Osiris was often called the Great Sekhem or Foremost of Powers. Hence, the sekhem was often used as a symbol of the underworld deity. This practice probably led to the scepter also becoming an emblem of Anubis. The sekhem scepter was sacred to Anubis in the temple of Hu (known as the "Enclosure of the Sekhem" (ḥwt-sḫm)). Anubis is frequently depicted in his manifestation of a reclining dog with a sekhem scepter behind him. In such depictions, the scepter is often portrayed with an elongated head. The scepter was also associated with Khentiamentiu (Chief of the Westerners), another deity who was especially associated with the royal cemetery. In this type of iconographic representation, the sekhem is often given two eyes, which were carved or painted on the scepter's upper part as a symbol indicating that it was the manifestation of divine power.

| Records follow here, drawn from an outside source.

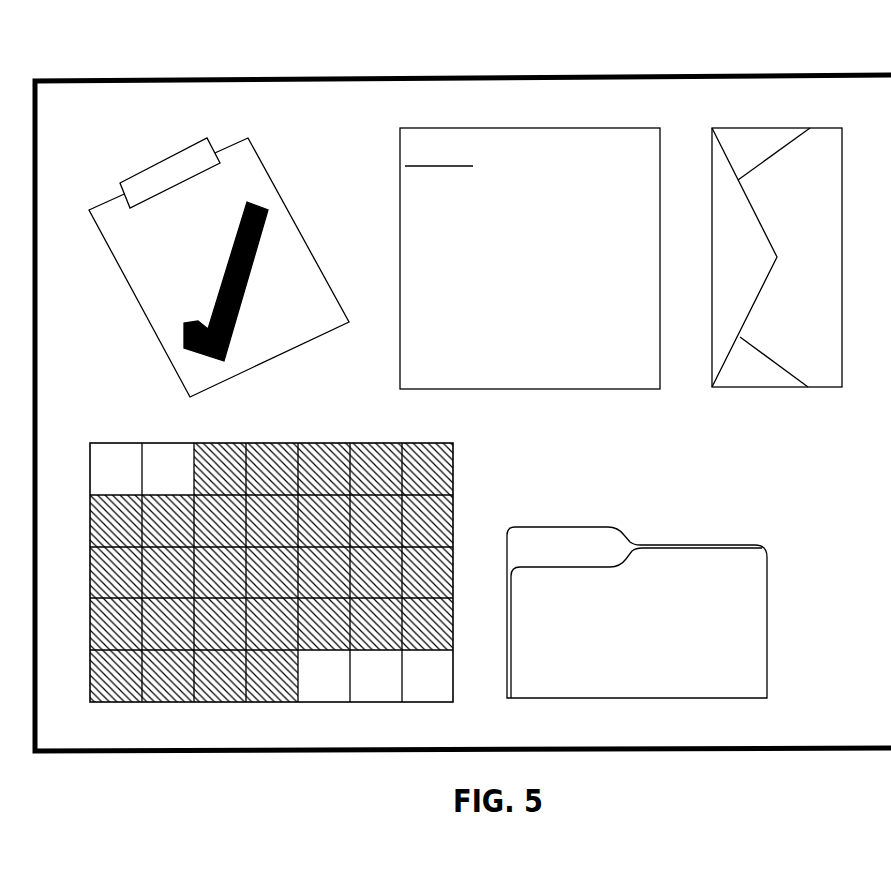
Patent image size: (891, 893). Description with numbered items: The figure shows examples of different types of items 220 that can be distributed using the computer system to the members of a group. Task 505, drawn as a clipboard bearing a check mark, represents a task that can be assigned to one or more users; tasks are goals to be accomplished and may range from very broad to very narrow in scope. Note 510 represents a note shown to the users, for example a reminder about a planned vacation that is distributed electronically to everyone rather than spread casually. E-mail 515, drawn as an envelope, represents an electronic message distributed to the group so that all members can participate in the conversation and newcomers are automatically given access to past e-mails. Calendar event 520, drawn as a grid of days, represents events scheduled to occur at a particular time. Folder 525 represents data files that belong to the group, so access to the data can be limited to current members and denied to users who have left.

The items 220 is at (72, 80).
The task 505 is at (160, 161).
The note 510 is at (440, 128).
The e-mail 515 is at (752, 128).
The calendar event 520 is at (130, 443).
The folder 525 is at (545, 527).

The sekhem was also utilized in temple and mortuary offering rituals. The officiant who presented offerings often held it. In such cases, the scepter was held in the right hand and was waved four or five times over the offerings while ritual recitations were made. A gilded sekhem scepter was found in Tutankhamun's tomb. On the back of this scepter were carved five registers depicting a slaughtered bull, which may indicate that the scepter was waved five times over the offering. When consecrating offerings, the king used two sekhem scepters: one for Set and another for Horus. Elsewhere, Horus and Seth appear as "the Two Sekhems" (sḫmwy).

A late variant of this type of scepter hieroglyph sometimes represented the sistrum, a musical rattle that was sacred to Hathor and carried by her priestesses. The sistrum had a metal loop with jingles mounted on a cow-goddess faced handle.